Steve Daniels of Macon County Shared Vision again called on the Decatur City Council to avoid further property tax increases in the city at the November 3, 2008, council meeting.
"Tax increases should be the last resort for addressing budget imbalances. Not the first. High tax rates punish citizens and businesses that call Decatur home. We cannot grow our city with the highest tax rates in downstate."
Property tax rates, including the city levy, are higher than most neighboring cities and most major cities in central Illinois. At nearly $9.00 per $100 of assessed valuation, the aggregate rate in Decatur is $1 to $2 per $100 more than other communities. Decatur's rates are already 20% higher than most comparable communities. This rate means that nearly 3% of the market value of homes and businesses is collected in taxes every year. Other communities have rates between 2% and 2.5%.
Property taxes are assessed based on assessed value and a levy rate. With the already high current property tax rates, Decatur is encouraging businesses, jobs and families to choose to move to other communites. No economic decision is based on tax cost per capita as suggested by proponents of higher taxes.
Daniels reminded the city council that Decatur taxpayers already pay some of the highest property and sales tax rates in the entire United States. These high rates discourage economic growth and development within the city. The city is considering tax increases due to budget shortfalls and the adverse impact of pension costs for city employees from the national financial crises. Daniels urged the Council to reevaluate the current year budget and “live within the means” of the community.
Daniels has been a long-time proponent of fiscal restraint and competitive tax burdens to encourage economic growth. As a founding member of Macon County Shared Vision he previously encouraged the council to adopt sound fiscal and tax policies.
MCSV believes tax increases are bad public policy for the following reasons:
1. Need for Tax Increase is Not Well - Supported. The city council has not reforcasted the current year or future years results to legitimize the need for more taxes. Not one offsetting cost savings has been seriously considered as an alternative to raising taxes. Spending restraint should be the first consideration and not the last.
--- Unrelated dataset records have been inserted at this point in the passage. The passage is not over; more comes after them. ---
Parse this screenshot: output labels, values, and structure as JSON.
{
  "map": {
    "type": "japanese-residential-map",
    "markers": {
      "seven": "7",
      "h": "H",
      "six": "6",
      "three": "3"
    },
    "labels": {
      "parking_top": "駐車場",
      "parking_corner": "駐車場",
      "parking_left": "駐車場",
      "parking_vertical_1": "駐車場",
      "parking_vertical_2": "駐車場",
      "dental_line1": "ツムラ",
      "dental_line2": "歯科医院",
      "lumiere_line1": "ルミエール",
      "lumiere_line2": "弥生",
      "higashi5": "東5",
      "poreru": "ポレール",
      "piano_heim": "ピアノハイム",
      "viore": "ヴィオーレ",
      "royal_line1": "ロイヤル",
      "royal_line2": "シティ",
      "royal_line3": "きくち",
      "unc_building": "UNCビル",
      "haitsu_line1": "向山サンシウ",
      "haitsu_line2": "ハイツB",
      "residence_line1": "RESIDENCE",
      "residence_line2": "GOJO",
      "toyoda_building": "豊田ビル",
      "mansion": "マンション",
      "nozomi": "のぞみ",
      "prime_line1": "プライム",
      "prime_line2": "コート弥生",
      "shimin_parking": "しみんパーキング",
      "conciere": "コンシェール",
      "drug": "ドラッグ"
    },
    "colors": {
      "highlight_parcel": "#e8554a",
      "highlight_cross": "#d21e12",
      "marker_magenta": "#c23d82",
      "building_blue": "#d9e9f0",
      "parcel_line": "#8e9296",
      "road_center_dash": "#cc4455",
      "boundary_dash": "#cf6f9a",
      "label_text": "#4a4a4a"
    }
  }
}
2. Tax Increases Discourage Economic Growth. Local property taxes are a key variable that sets Decatur apart from other Illinois communities that compete for local industry and families. Decatur's aggregate property taxes (including the city levy that is proposed for an increase), are already some of the highest in IL and the US. Current aggregate rates are near $9 per $100 of assessed valuation. Surrounding communities are closer to $7 per $100 and other major central IL cities are near $7.50 per $100. These rates equate to a tax rate of nearly three percent (3%) of market value as compared to two percent to two and one-half percent in other commuities like Forsyth, Mt. Zion and neighboring townships.
3. Decatur Should be a Local Leader in Tax Policy. The City of Decatur receives a great deal of attention from local media and as such other taxing districts may follow the lead of Decatur. If the City of Decatur holds the line on taxes, then so might other area taxing districts.
4. Tax Increases Unfair to Less Advantaged Residents. While homeowners recieve a homestead exemption that buffers high tax rates, any increase becomes disproportionately higher for those with lower home values. Property tax increases are more adverse proportionately to renters that make up thirty percent (30%) of the households in Decatur. Rental properties do not qualify for any homestead exemption.